由于无能的我还没办法找到工,每天吃喝玩乐,虽然生活还可以过,怎样都好,现在只有 sole income, 暗地里应该给大少爷少少压力,少少负担。 往往给家用,都会说,省点用,不要整天淘宝,逛街。有时看到我纳闷,会问,是我连累了你吗?他也会问,你想不想回去呢?半年了,我还是没早落, 现在情况还不乐观,大少爷也开始说,不然两年后我们回去了,你都没有找到工作。

或许应该是在这里累坏了吧,或许看我有时真的 kin boh tit,应该觉得对不起我。在还没来之前,兴致勃勃希望可以在这里发展,有机会还会待几年。那我何尝也不是连累了他吗?

Monday 8 June 2009

少见多怪

某天,我在家乐福购物时,发现了酱大的红萝卜,白萝卜酱大我看过,红萝卜就没有。真的好大啊!

Sunday 7 June 2009

A Great Company for a week

My second younger sista - Yee Ming was here with me for a week. Initial plan, my parents and the youngest sista would be flying in 4 days after her to visit me in Shanghai. However due to my dad's operation and H1N1, they canceled their trip. Since Yee Ming was flying from Singapore, thus she stayed tune with her trip.
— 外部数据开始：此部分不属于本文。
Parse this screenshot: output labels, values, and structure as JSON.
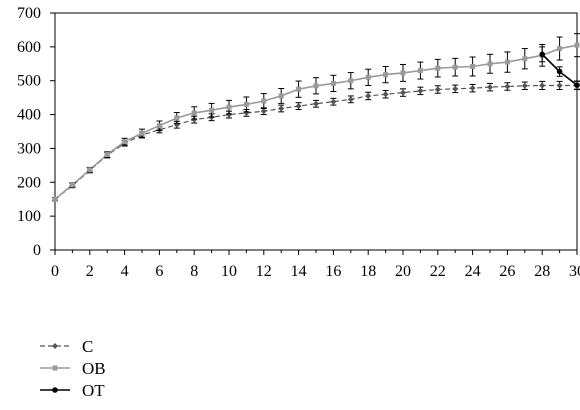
{
  "chart_data": {
    "type": "line",
    "title": "",
    "xlabel": "",
    "ylabel": "",
    "xlim": [
      0,
      30
    ],
    "ylim": [
      0,
      700
    ],
    "x_ticks": [
      0,
      2,
      4,
      6,
      8,
      10,
      12,
      14,
      16,
      18,
      20,
      22,
      24,
      26,
      28,
      30
    ],
    "y_ticks": [
      0,
      100,
      200,
      300,
      400,
      500,
      600,
      700
    ],
    "x": [
      0,
      1,
      2,
      3,
      4,
      5,
      6,
      7,
      8,
      9,
      10,
      11,
      12,
      13,
      14,
      15,
      16,
      17,
      18,
      19,
      20,
      21,
      22,
      23,
      24,
      25,
      26,
      27,
      28,
      29,
      30
    ],
    "grid": false,
    "legend_position": "bottom-left",
    "series": [
      {
        "name": "C",
        "color": "#555555",
        "line_style": "dashed",
        "marker": "diamond",
        "values": [
          150,
          190,
          235,
          280,
          315,
          340,
          355,
          370,
          385,
          392,
          400,
          405,
          410,
          418,
          425,
          432,
          438,
          445,
          455,
          460,
          465,
          470,
          474,
          476,
          478,
          481,
          483,
          485,
          486,
          486,
          486
        ],
        "errors": [
          5,
          6,
          7,
          8,
          8,
          9,
          9,
          10,
          10,
          10,
          10,
          10,
          10,
          10,
          10,
          10,
          10,
          10,
          11,
          11,
          11,
          11,
          11,
          11,
          11,
          11,
          11,
          11,
          12,
          12,
          12
        ]
      },
      {
        "name": "OB",
        "color": "#9a9a9a",
        "line_style": "solid",
        "marker": "square",
        "values": [
          150,
          193,
          237,
          282,
          320,
          345,
          367,
          390,
          405,
          413,
          422,
          430,
          440,
          455,
          475,
          485,
          492,
          500,
          510,
          518,
          523,
          530,
          537,
          540,
          542,
          550,
          555,
          565,
          575,
          595,
          605
        ],
        "errors": [
          5,
          6,
          7,
          8,
          10,
          12,
          14,
          16,
          18,
          20,
          20,
          22,
          22,
          22,
          24,
          24,
          24,
          24,
          24,
          24,
          25,
          25,
          26,
          26,
          28,
          28,
          30,
          30,
          32,
          34,
          34
        ]
      },
      {
        "name": "OT",
        "color": "#000000",
        "line_style": "solid",
        "marker": "circle",
        "x": [
          28,
          29,
          30
        ],
        "values": [
          578,
          527,
          487
        ],
        "errors": [
          22,
          14,
          12
        ]
      }
    ]
  }
}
Therefore, I got a free Ahyi for a week. Muakakaka. She helped me to carry stuff when did grocery shopping, she cooked for me, she hanged the laundry for me. This is what you call "Tai Kar Che". Muakaka, of coz I did bring her out and her good 大姐夫 also gave her some allowances to shopping. Among three sistas, she is the closest to me, in terms of talking topics and preferences in things. Now she was back and I am alone again. :~(

There are some pictures to share.
*whisper* people said we don't look like 8 years age gap difference :D

Saturday 6 June 2009

思想简单

有时候看了友人们的博客,很羡慕他们能把情绪思想表达在文字上。

我不会深入思量,了解我的情绪。
吃到好吃的食物,我不会怎样去形容它有多美味.
看到美丽的风景,我也不会怎样去表达。
感觉到伤感或感触,除了流泪也不会七情六欲的一字一字表达或做情绪思考。

是我思想简单,还是我头脑无法思考。
有时候想,应该是我的文法,词汇不好。
有时候想,应该也是我的表达能力很差。
总而言之, 我就是不会。
渐渐的,发现自己很渺茫,很笨,很笨的活在这社会上。

Friday 5 June 2009

绑手绑脚

三个星期前,中国又决定 block 了 blogspot。无所事事的我,读博客,写博客已是我每天的工作,真的是晴天霹雳。还好,贵人 - 晓慧相助,让我重见天日。
这三个星期,上网好像被绑手绑脚,除了 facebook 和 e-mail, 哪里也不能去,非常懊恼!!
原来人失去自由,是非常痛苦。 原来人做错事,囚禁应该是最好的处罚。

Thursday 4 June 2009

我回来啦!!!!

我回来啦 !!!!

I am BACK !!!!!!!!!!!!!!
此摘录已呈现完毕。